As disease management programs have grown in size and scope, the importance of justifying their expense by demonstrating financial savings has become critical.
On a conceptual basis, few managed care executives argue the value of disease management programs. From a practical perspective, however, most have a difficult time correlating dollars and cents to that value. They increasingly ask their leadership teams whether or not a specific program delivers return on investment (ROI). All too often, results are unclear and cannot be quantified adequately.

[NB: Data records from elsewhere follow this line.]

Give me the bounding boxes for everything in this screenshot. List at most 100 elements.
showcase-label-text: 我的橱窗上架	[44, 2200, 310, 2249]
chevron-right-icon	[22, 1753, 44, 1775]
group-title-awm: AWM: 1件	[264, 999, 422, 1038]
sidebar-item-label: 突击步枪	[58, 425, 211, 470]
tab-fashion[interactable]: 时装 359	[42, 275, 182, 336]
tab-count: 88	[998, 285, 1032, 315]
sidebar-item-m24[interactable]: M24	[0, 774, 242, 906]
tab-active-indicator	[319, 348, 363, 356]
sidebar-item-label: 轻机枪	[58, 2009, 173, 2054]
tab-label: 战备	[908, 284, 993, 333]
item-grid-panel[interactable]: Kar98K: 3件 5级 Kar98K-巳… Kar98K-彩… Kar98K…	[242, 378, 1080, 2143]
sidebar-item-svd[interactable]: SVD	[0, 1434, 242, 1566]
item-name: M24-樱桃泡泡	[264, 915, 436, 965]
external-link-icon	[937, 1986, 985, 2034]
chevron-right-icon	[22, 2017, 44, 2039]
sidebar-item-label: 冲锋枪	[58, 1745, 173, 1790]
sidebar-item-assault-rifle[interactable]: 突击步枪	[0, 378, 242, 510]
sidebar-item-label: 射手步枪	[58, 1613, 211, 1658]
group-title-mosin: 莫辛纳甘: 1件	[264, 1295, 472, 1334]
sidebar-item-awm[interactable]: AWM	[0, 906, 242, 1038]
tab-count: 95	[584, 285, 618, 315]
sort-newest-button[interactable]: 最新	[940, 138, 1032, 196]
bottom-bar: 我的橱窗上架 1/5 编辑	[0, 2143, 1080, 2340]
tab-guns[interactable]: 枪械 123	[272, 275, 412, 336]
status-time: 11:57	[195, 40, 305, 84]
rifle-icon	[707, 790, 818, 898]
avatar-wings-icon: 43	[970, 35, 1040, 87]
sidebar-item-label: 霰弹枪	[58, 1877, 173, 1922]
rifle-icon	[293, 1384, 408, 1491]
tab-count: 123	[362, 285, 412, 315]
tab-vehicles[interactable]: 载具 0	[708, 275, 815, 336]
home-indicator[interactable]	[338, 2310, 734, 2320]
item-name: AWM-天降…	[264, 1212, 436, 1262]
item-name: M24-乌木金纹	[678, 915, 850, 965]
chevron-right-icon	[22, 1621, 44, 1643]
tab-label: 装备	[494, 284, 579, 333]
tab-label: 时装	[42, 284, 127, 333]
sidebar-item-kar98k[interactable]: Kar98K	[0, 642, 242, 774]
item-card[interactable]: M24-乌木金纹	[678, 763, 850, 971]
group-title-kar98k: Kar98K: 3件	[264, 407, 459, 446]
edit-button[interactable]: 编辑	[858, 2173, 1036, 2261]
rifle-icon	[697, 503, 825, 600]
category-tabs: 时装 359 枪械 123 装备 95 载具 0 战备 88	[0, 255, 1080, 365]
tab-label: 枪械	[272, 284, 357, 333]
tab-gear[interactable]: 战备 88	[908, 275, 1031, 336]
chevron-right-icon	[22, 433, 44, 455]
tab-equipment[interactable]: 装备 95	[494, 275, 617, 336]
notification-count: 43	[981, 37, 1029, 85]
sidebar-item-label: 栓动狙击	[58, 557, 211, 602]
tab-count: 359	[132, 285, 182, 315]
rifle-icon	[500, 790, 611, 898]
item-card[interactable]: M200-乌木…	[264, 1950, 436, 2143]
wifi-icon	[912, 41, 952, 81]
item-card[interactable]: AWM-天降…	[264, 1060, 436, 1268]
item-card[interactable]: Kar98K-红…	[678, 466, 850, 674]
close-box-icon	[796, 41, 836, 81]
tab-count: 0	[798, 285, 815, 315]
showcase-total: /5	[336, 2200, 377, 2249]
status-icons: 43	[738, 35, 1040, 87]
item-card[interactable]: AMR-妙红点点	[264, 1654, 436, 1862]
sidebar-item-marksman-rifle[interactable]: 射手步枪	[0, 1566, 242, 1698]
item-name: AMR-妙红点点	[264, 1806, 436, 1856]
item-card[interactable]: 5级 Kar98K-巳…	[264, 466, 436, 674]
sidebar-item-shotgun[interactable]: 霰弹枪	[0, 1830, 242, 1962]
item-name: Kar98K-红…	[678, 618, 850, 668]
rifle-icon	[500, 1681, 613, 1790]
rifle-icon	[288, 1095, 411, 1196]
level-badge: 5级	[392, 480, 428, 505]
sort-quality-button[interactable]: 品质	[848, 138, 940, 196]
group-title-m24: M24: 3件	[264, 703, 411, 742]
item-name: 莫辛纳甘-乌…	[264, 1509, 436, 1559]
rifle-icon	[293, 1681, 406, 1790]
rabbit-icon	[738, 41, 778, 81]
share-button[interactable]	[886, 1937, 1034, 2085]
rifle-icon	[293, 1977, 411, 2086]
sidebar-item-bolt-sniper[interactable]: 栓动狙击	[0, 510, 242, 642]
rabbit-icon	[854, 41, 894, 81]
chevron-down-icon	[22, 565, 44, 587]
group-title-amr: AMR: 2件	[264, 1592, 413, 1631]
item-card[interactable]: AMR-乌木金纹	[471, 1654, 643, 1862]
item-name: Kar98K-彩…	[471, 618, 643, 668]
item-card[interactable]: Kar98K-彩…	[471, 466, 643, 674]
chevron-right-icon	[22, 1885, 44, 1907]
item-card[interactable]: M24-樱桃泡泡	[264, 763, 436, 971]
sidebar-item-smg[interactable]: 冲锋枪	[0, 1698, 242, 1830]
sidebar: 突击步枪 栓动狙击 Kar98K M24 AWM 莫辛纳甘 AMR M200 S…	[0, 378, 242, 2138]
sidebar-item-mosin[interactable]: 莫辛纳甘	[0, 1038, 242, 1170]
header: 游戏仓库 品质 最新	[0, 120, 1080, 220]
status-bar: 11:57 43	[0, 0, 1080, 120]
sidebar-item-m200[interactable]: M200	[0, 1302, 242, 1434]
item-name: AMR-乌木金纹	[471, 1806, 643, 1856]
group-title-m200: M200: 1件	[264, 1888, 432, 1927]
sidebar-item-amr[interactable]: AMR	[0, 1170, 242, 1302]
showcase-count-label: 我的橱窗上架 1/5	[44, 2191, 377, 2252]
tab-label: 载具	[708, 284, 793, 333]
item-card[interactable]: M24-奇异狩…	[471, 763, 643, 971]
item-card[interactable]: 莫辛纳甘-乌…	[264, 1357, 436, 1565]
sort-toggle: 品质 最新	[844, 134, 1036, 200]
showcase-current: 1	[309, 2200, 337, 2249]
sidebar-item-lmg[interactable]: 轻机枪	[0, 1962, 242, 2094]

As disease management programs have grown in size and scope, the importance of justifying their expense by demonstrating financial savings has become critical. It is no longer sufficient to defend a program based on an illustrated ROI. Insurers seek information about which members are being identified and how, what interventions can be applied to them most effectively, and which mechanism leads to genuine behavior change and savings.
These data requirements will only increase in the future, which means that insurers and program architects alike must become smarter about economic optimization of disease management efforts. This will require intensive risk profiling, predictive modeling and stratification on the part of all who are involved in program design and execution.
Consider the insurer that administers a typical high-cost, high-risk disease management program. Members are deemed to be high risk because their care is high cost and because they meet certain clinical triggers. Managing these members at the disease stage during which the insurer intervenes is largely palliative, because the major harm has been done long before. In addition, insurer identification methods typically result in a relatively large number of members being referred for management by costly clinical resources.
A more efficient program would use risk profiling, prediction and economic modeling to identify high-risk members earlier, prompting intervention with those whose behavior can be changed. Including a preventive/wellness component would also contribute towards earlier identification and encourage self-management. The issue, then, is how to incorporate risk profiling and predictive modeling in designing a successful program.
One crucial facet of any model is opportunity assessment. A population being stratified on any dimension can be rank-ordered. A graphic depiction of this approach will produce a downward sloping line, from the northwest quadrant to the southeast, illustrating a high frequency of the given event for a small percentage of the population and a progressively diminishing frequency as a larger percentage of lower-risk individuals is included.
Whatever the event that is being predicted, each member of the population will have an expected event frequency. If the event is hospitalizations, for example, members would be ranked in order of the likelihood that they would experience a hospitalization, according to the specific predictive model used. Managed healthcare executives may test any model by applying it to historic data, and evaluating the actual vs. expected identification of members identified as high or low risk.
Information about the predicted rank-ordering of the population may be combined with information about the efficiency and effectiveness of the intervention program. For example, an intervention that aims to close the gaps in care or enhance compliance in a diabetic population may be measured on many different variables – including effectiveness of outreach and enrollment, numbers of indentified gaps closed, and percentage of the population that becomes compliant. The result of the intervention will be a reduction in the event frequency along the curve. This may be equal at all points (resulting in a shift in the curve downward), or more effective at either the high-risk end or the low-risk end (resulting in a rotation of the curve). If the program is expected to produce limited initial results in terms of risk-reduction, the analysis should be applied to future years, when the effect of risk-reduction becomes apparent.